Louis-Philippe Denis a inscrit le premier but des Inouk. William Leblanc et Félip Bourdeau n’ont pas tardé à aller célébrer avec le numéro 19.

Les Inouk… en prolongation!

Il y a de ces personnes qui savent se faire aimer aussitôt qu’elles arrivent quelque part. Tristan Gagnon fait manifestement partie de cette catégorie.

Le nouveau venu a marqué à 11:47 minutes de la période de prolongation, jeudi soir, et il a permis aux Inouk de l’emporter 3-2 face aux Cobras de Terrebonne, permettant ainsi aux Granbyens de niveler les chances à une victoire de chaque côté dans cette série demi-finale.

Ils étaient 535 dans les gradins du centre sportif Léonard-Grondin. C’est beaucoup trop peu. Et on peut vous dire une chose : les absents ont eu tort parce qu'Inouk et Cobras ont offert un excellent spectacle. Ça patinait, ça frappait, c’était intense, c’était du hockey de séries comme on l’aime.

Mais revenons à Gagnon qui, bien placé, a profité d’une superbe passe de Vincent Lampron pour déjouer Samuel Gagnon. Il faut aussi souligner le très bel effort d’Anthony Chicoine, qui a permis aux Inouk de prendre possession de la rondelle après avoir brillamment gagné sa bataille en fond de territoire.

« C’est agréable de faire la différence, mais cette victoire, c’est tellement un gros travail d’équipe, a expliqué Gagnon, qui avait écopé d’une double mineure pour bâton élevé en deuxième période.

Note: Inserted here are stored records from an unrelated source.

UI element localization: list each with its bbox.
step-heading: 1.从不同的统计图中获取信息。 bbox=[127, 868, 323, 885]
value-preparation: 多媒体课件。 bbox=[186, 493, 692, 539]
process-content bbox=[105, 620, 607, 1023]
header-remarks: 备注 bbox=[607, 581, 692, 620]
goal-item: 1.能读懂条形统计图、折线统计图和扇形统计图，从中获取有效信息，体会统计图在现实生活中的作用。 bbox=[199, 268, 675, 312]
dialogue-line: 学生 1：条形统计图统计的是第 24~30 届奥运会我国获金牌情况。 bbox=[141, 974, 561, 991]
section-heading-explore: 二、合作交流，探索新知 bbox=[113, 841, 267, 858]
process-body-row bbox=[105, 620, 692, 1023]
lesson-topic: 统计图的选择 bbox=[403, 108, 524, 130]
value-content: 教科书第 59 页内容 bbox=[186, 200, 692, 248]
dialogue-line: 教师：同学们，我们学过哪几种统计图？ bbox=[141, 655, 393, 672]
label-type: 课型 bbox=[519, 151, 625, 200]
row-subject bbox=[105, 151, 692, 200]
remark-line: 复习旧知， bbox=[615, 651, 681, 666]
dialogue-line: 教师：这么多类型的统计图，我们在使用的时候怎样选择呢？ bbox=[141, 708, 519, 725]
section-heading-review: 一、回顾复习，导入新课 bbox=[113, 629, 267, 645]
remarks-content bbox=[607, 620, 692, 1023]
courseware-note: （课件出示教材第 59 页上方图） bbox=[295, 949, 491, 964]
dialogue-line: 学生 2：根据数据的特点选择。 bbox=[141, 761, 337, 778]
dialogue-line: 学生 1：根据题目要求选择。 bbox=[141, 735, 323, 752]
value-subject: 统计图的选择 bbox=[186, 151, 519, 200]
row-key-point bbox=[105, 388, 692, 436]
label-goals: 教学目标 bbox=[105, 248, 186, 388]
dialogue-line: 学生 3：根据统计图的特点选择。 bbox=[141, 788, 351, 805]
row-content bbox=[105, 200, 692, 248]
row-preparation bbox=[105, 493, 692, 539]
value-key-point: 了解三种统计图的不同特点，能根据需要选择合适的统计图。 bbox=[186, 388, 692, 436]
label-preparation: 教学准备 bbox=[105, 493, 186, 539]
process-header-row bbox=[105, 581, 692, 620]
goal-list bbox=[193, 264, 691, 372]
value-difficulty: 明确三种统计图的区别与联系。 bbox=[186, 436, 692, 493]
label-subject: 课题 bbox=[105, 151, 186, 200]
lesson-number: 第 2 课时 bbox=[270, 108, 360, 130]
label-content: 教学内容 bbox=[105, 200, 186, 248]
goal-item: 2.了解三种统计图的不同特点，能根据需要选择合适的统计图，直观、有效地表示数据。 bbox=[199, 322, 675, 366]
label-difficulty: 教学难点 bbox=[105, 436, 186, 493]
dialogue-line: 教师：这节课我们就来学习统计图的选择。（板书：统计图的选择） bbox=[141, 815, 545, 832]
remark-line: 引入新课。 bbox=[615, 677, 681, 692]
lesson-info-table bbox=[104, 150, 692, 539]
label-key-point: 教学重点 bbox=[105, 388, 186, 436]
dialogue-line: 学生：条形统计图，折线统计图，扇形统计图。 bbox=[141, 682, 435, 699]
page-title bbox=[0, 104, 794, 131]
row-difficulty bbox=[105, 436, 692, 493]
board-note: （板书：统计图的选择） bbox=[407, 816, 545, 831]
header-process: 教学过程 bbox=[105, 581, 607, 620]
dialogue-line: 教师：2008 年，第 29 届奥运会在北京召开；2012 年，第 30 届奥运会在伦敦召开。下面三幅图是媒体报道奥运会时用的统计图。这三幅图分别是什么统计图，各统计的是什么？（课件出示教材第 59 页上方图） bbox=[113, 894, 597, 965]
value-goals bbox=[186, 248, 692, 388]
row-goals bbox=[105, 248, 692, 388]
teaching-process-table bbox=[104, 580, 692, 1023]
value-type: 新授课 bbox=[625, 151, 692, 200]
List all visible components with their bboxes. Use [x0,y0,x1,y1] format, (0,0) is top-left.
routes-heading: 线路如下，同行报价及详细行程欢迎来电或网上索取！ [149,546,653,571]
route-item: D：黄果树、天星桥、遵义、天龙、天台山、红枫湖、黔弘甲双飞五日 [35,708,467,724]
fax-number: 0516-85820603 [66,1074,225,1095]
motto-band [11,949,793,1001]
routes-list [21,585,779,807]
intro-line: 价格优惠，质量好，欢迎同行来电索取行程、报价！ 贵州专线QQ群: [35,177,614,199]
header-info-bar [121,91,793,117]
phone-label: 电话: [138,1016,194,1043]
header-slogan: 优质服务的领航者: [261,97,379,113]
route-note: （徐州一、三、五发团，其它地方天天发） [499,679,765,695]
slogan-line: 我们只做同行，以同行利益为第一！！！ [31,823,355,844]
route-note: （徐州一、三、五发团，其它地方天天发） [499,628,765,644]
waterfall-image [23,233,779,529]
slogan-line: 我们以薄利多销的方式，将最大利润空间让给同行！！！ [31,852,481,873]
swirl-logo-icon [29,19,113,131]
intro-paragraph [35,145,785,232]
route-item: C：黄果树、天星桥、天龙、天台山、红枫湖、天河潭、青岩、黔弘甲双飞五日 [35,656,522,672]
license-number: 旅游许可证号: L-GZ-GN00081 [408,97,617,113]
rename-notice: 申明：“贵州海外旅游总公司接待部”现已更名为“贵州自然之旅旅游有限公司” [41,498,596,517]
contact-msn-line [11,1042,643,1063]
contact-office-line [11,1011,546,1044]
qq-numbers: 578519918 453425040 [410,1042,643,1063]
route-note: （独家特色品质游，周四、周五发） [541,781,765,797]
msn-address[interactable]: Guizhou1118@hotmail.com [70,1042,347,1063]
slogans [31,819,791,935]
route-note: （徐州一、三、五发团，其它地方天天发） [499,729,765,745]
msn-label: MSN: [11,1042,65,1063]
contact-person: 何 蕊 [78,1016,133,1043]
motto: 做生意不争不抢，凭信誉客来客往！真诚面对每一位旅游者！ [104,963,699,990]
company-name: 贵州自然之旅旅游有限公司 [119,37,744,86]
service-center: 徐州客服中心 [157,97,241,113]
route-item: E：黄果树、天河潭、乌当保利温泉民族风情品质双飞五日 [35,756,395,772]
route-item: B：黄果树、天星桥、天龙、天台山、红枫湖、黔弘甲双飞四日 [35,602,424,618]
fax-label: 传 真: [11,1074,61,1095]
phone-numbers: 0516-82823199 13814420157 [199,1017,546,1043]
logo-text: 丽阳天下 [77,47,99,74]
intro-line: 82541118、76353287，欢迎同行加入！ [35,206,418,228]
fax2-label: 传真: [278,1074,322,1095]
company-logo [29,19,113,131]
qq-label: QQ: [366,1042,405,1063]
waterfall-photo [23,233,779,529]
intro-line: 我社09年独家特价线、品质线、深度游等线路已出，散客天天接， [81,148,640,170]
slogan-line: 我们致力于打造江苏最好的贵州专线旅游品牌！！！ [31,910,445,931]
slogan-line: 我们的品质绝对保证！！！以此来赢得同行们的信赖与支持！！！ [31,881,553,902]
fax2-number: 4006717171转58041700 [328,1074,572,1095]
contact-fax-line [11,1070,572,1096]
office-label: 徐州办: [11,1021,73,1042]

Même lorsque nous tirions de l’arrière (1-0 et 2-1), nous y avons toujours cru. »

Louis-Philippe Denis, en première, et Tristan Belliveau, en avantage numérique à 16:32 de la troisième, ont inscrit les autres buts des Inouk.

Les Cobras ont frappé tôt alors que Nicolas Gervais a marqué dès la 18e seconde. Charles-Olivier Ouimet, en avantage numérique en milieu de deuxième, a enregistré l’autre but des perdants.

Marc-Antoine Dufour et Gagnon se sont livré une belle bataille devant le filet. Les deux ont fait face à 40 lancers.

Les deux équipes ont chacune eu leurs moments d’indiscipline pendant le match.

« Honnêtement, ça aurait pu aller d’un bord comme de l’autre, a mentionné Patrice Bosch. On a connu un lent départ, c’est vrai, mais j’ai aimé notre progression. Les gars ont confiance en eux et ça paraît. Il n’y a jamais eu de panique sur le banc. »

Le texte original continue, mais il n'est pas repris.